I know you don’t put much stock into my Aggressive and Lazy Penalty Project, but I think your work here is useful to my project here and I was wondering if I could use this data in the future for my project? I also know I haven’t done up a post on this year’s value, that will come in the next week or two.
Lastly, I think these two projects demonstrate a few tendencies together:
1) you have Reddox rank highest among forwards for value. I also had him ranked very highly, because of his very low PiM/60 (1.24, 2nd lowest to Cogs) and a high ration of aggressive to lazy penalties (-0.03, hight then anyone not named Moreau or Zorg).
With your proof of Reddox’s mainly defensive zone penalties and a high value, I think this make a better case for a player that is smart with his penalties.
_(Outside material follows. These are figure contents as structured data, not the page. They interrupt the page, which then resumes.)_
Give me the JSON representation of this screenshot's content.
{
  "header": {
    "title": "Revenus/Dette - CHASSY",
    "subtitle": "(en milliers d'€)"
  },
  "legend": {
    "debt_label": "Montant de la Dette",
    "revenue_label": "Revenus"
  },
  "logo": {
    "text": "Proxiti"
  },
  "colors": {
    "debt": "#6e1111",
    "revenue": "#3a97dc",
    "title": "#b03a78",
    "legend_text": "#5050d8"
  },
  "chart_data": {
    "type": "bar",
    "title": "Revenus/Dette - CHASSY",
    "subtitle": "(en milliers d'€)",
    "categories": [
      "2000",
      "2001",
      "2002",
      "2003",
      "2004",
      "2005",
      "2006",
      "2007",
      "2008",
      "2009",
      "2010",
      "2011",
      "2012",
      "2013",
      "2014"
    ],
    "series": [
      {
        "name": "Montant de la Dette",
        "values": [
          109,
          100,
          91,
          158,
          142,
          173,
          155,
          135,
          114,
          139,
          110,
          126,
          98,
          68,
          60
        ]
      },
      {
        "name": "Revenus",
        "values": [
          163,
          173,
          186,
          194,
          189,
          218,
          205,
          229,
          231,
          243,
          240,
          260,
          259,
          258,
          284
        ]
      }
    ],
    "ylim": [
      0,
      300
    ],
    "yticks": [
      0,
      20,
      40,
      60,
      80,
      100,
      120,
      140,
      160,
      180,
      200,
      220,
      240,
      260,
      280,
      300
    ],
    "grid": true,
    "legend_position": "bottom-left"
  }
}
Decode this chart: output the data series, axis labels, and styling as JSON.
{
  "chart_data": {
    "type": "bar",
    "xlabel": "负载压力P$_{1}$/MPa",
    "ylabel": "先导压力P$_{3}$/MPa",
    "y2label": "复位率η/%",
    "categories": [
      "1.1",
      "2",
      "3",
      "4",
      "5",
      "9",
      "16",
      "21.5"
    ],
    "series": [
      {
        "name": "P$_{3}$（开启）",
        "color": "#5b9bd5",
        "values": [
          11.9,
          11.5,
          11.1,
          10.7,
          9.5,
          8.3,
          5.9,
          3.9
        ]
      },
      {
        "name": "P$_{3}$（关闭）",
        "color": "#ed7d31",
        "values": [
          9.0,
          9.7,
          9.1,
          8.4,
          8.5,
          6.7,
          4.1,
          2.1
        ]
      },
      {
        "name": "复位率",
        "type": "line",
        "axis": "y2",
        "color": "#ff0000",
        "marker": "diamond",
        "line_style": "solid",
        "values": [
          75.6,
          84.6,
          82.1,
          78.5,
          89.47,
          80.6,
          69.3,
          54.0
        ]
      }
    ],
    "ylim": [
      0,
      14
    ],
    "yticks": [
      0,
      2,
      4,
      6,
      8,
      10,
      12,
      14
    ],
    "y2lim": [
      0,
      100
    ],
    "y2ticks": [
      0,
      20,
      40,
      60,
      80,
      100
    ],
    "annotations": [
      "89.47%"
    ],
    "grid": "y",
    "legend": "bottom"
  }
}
Very smart indeed.
2) That for a rugged Dman, Strudwick spends very little time in the box. Pro-rated he has only 16 PiM, and this comes from a guy that fights . . . does he take any minor penalties? I think the ‘aggressive’ nature of Strudwick’s penalties also lead him to have a high offensive zone penalty numbers, in contrast to the rest of the Dman (put again, Peckham a rugged, fighting Dman has a even larger offensive zone penalty count).
Strudwick has many faults, but taking bad penalties it not one of them. He doesn’t draw many, but a value of -0.8 for a 7th defender that is suppose to a rough customer is a good number.
Very good work. If the Oilers like JDD, they have problems. I hear tell they had a team meeting to figure out why they are on a skid. I bet they didn’t come up with the answer that, “Our players are worse than their players and paid more.”
Time to start waiving if Katz is serious.